Tchin-Teng monta sur les remparts qui fermaient le passage ; l’ayant vu entouré par les troupes impériales établies tout auprès, quand la nuit fut venue, il écrivit trois lettres qu’il attacha à une flèche et lança ainsi dans le camp de Tsao[2]. Le lendemain, comme il allait se retirer, Kong lui dit : « Notre maître n’a point à craindre pour ce passage ; il peut, en toute sûreté, retourner à Siao-Pey et défendre cette ville. »

Au grand galop, Teng revint auprès de Liu-Pou et lui murmura à l’oreille : « Seigneur, ceux à qui vous avez confié la garde de cet important défilé, ont l’intention de le livrer à Tsao ; j’ai cru devoir dire à Tchin-Tong d’aller plutôt au chef-lieu ; vous, seigneur, attaquez cette nuit les troupes impériales avec vigueur ! — Sans vous, répliqua Liu-Pou, sans vous, je donnais dans le piège de ces traîtres ! » Et il le dépêcha vers Tchin-Kong, pour dire à celui-ci qu’il eût à allumer un feu, signal convenu auquel Liu-Pou répondrait lui-même en soutenant sa sortie.

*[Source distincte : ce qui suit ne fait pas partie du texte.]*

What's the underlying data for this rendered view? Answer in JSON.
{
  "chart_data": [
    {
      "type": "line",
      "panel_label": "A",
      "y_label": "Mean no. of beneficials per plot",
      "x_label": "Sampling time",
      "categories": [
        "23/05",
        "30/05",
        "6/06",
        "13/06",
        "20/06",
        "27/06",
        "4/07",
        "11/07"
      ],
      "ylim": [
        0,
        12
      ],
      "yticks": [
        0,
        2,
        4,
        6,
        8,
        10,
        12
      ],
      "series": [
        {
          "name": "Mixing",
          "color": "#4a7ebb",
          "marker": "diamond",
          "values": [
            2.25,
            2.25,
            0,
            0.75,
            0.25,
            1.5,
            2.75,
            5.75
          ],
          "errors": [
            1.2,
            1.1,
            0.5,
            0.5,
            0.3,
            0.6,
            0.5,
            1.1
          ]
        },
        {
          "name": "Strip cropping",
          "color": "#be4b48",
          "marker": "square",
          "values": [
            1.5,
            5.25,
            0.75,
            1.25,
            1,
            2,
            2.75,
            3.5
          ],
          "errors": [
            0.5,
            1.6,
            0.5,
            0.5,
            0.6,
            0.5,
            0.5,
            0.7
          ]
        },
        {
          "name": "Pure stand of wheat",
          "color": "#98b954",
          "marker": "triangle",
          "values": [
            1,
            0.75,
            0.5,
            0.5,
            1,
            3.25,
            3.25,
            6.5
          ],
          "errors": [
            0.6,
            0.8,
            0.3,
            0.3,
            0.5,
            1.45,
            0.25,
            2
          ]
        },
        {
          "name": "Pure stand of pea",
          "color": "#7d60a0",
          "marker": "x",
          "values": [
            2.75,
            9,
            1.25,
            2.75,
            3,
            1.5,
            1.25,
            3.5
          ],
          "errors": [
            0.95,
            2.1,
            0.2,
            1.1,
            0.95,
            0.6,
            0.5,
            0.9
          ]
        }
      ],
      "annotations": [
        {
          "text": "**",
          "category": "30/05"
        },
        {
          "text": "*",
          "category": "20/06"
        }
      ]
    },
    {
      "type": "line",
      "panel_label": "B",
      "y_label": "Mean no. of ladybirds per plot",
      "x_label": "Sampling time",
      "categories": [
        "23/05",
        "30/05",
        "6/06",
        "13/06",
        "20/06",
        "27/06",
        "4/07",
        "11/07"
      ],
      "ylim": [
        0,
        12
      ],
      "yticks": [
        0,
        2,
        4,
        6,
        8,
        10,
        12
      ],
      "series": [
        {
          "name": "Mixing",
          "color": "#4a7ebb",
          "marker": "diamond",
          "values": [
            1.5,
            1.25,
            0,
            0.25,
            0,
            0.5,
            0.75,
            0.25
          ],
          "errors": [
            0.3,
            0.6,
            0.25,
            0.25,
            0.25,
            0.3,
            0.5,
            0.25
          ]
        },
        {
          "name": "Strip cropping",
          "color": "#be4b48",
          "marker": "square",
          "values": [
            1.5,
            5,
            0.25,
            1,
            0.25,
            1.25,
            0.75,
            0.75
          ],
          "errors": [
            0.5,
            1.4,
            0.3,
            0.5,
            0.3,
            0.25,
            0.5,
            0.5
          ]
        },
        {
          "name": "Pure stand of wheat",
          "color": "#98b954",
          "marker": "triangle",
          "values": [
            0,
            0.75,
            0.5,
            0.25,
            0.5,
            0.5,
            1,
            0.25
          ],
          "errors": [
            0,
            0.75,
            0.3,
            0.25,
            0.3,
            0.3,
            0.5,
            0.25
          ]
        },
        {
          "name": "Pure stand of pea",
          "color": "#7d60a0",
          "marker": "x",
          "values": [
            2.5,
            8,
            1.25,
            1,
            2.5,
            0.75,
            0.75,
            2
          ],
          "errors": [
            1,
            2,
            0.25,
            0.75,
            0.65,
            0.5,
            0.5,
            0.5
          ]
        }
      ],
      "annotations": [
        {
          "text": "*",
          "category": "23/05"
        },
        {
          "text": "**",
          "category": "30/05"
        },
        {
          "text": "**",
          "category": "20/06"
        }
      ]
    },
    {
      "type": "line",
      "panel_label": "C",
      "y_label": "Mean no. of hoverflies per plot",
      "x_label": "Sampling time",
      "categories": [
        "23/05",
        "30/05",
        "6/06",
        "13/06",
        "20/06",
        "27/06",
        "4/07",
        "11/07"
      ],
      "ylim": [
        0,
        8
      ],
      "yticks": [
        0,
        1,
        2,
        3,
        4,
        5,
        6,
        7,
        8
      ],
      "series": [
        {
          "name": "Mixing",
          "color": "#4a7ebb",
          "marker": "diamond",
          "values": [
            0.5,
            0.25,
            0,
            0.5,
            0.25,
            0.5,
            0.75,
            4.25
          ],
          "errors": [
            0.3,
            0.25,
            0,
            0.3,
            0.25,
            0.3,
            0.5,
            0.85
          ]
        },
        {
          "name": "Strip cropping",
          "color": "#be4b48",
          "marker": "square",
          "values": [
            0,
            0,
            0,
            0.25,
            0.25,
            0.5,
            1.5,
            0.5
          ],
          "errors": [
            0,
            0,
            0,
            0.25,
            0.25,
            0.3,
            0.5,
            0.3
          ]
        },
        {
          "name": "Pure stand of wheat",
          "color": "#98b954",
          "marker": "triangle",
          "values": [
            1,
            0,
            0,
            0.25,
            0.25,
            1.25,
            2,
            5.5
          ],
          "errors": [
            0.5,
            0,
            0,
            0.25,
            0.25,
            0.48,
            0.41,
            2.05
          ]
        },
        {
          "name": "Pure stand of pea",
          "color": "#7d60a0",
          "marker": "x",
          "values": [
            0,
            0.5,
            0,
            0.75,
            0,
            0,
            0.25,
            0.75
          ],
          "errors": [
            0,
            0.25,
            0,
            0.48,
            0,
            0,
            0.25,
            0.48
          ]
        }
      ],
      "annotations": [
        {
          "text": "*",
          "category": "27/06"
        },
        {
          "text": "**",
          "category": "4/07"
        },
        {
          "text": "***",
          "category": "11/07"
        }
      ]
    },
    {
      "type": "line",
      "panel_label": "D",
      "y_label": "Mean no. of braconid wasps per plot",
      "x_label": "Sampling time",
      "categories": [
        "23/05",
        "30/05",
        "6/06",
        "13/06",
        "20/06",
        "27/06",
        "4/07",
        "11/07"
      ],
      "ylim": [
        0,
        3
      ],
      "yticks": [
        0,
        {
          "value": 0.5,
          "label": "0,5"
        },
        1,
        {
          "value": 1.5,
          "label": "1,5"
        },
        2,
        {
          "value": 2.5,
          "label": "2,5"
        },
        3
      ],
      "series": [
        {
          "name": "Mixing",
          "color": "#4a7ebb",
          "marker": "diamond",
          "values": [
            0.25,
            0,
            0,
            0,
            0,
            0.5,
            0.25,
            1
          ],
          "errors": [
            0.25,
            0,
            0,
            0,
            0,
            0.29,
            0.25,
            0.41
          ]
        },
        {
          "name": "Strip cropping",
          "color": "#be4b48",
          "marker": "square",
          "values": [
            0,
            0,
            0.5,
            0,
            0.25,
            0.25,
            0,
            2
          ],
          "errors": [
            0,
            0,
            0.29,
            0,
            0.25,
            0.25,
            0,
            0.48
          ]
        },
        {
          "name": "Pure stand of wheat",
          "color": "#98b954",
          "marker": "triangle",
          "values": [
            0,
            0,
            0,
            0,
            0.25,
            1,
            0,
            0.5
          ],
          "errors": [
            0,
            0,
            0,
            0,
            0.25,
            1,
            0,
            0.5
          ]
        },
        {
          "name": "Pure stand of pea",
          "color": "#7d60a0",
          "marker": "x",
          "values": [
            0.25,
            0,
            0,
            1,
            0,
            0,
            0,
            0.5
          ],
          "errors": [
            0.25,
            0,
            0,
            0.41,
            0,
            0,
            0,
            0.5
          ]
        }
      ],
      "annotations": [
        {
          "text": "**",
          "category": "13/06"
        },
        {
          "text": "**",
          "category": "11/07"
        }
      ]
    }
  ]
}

Arrivé près du passage, Teng au contraire donna ce faux avis : « Les soldats de Tsao ont pris un chemin détourné ; déjà ils sont dans le défilé ; j’ai peur que le chef-lieu ne tombe au pouvoir de

  1. Il y a dans le texte : Le prince de Ouan, titre honorifique de Liu-Pou. Tchin-Teng, qui était un traître, le désigne ici par son plus beau nom, afin de mieux simuler le zèle et l’obéissance. Ce sont là des nuances que l’auteur chinois fait toujours sentir ; l’embarras que causent les noms propres dans une traduction ne permet pas de les exprimer, si ce n’est en note.
  2. Quand Artabaze assiégeait la ville de Potidée, Timoxène, stratège des Scionéens convint de lui livrer la place.... Toutes les fois que Timoxène et Artabaze voulaient correspondre l’un avec l’autre, ils attachaient la lettre à une flèche et l’entortillaient autour de son entaille, de façon qu’elle lui servit d’ailes ; on tirait ensuite cette flèche dans un endroit convenu. Hérodote, Uranie,§ CXXVIII.